Pada tahun 2021, sudah terlihat beberapa korupsi dana desa yang mulai bermunculan kembali. Seperti pengungkapan kasus kades Kampung Rantau, Edi Suryono, yang sempat buron dan akhirnya ditangkap dan ada juga kades Air Kati, dimana penangkapannya terkait menyalahgunakan dana desa dengan menggunakan pembangunan jalan yang tidak benar. Kedua kepala desa tersebut menyebabkan kerugian negara mencapai ratusan juta.
Tren korupsi yang cenderung meningkat, tidak terlepas dari adanya modus atau cara para kades melakukan peyelewengan anggaran dana desa. Dengan berbagai macam cara yang dilakukan. Mulai dari membuat bangunan fiktif, program desa yang disalahgunakan, pembangunan tidak sesuai anggaran, Mark Up dalam pembelian barang dan jasa, perjalanan dinas fiktif, sampai dana itu dikelola sendiri oleh kepala desa.
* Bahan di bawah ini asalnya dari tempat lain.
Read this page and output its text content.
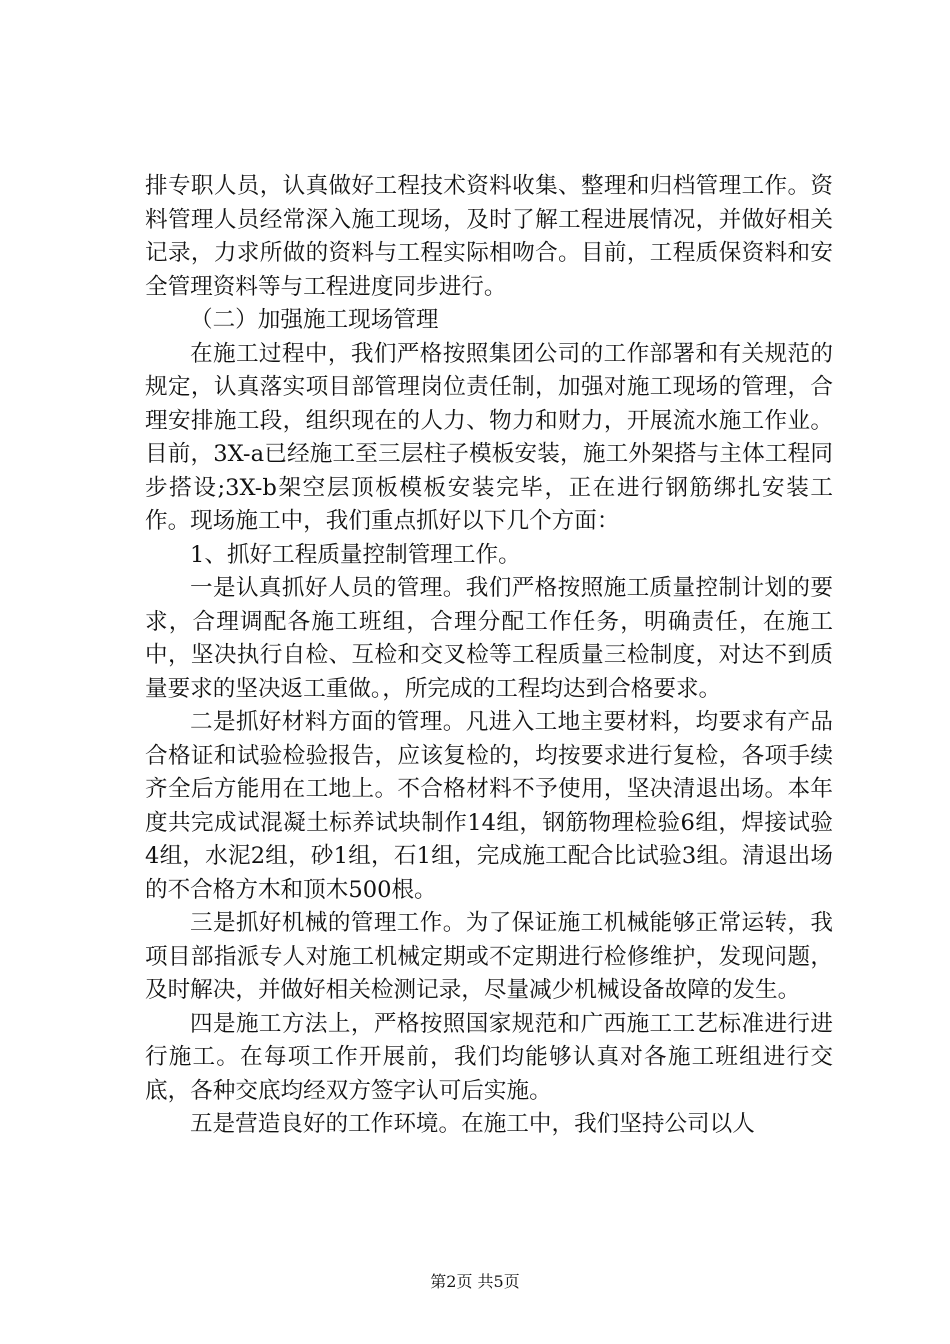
排专职人员，认真做好工程技术资料收集、整理和归档管理工作。资料管理人员经常深入施工现场，及时了解工程进展情况，并做好相关记录，力求所做的资料与工程实际相吻合。目前，工程质保资料和安全管理资料等与工程进度同步进行。

（二）加强施工现场管理

在施工过程中，我们严格按照集团公司的工作部署和有关规范的规定，认真落实项目部管理岗位责任制，加强对施工现场的管理，合理安排施工段，组织现在的人力、物力和财力，开展流水施工作业。目前，3X-a已经施工至三层柱子模板安装，施工外架搭与主体工程同步搭设;3X-b架空层顶板模板安装完毕，正在进行钢筋绑扎安装工作。现场施工中，我们重点抓好以下几个方面：

1、抓好工程质量控制管理工作。

一是认真抓好人员的管理。我们严格按照施工质量控制计划的要求，合理调配各施工班组，合理分配工作任务，明确责任，在施工中，坚决执行自检、互检和交叉检等工程质量三检制度，对达不到质量要求的坚决返工重做。，所完成的工程均达到合格要求。

二是抓好材料方面的管理。凡进入工地主要材料，均要求有产品合格证和试验检验报告，应该复检的，均按要求进行复检，各项手续齐全后方能用在工地上。不合格材料不予使用，坚决清退出场。本年度共完成试混凝土标养试块制作14组，钢筋物理检验6组，焊接试验4组，水泥2组，砂1组，石1组，完成施工配合比试验3组。清退出场的不合格方木和顶木500根。

三是抓好机械的管理工作。为了保证施工机械能够正常运转，我项目部指派专人对施工机械定期或不定期进行检修维护，发现问题，及时解决，并做好相关检测记录，尽量减少机械设备故障的发生。

四是施工方法上，严格按照国家规范和广西施工工艺标准进行进行施工。在每项工作开展前，我们均能够认真对各施工班组进行交底，各种交底均经双方签字认可后实施。

五是营造良好的工作环境。在施工中，我们坚持公司以人

第2页 共5页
Yang semua modus dilakukan untuk kepentingan pribadi.
Modus yang paling banyak dilakukan untuk menyalahgunakan anggaran dana desa, adalah dengan melakukan pembangunan proyek fisik. Seperti Bambang Sugeng, yang membuat laporan dana dipakai untuk pembangunan infrastruktur tetapi bangunan tidak ada. Ada lagi pembangunan proyek tidak selesai, padahal dana sudah dicairkan semua. Bahan bangunan Insfrastruktur dikurangi, agar kades dapat untung.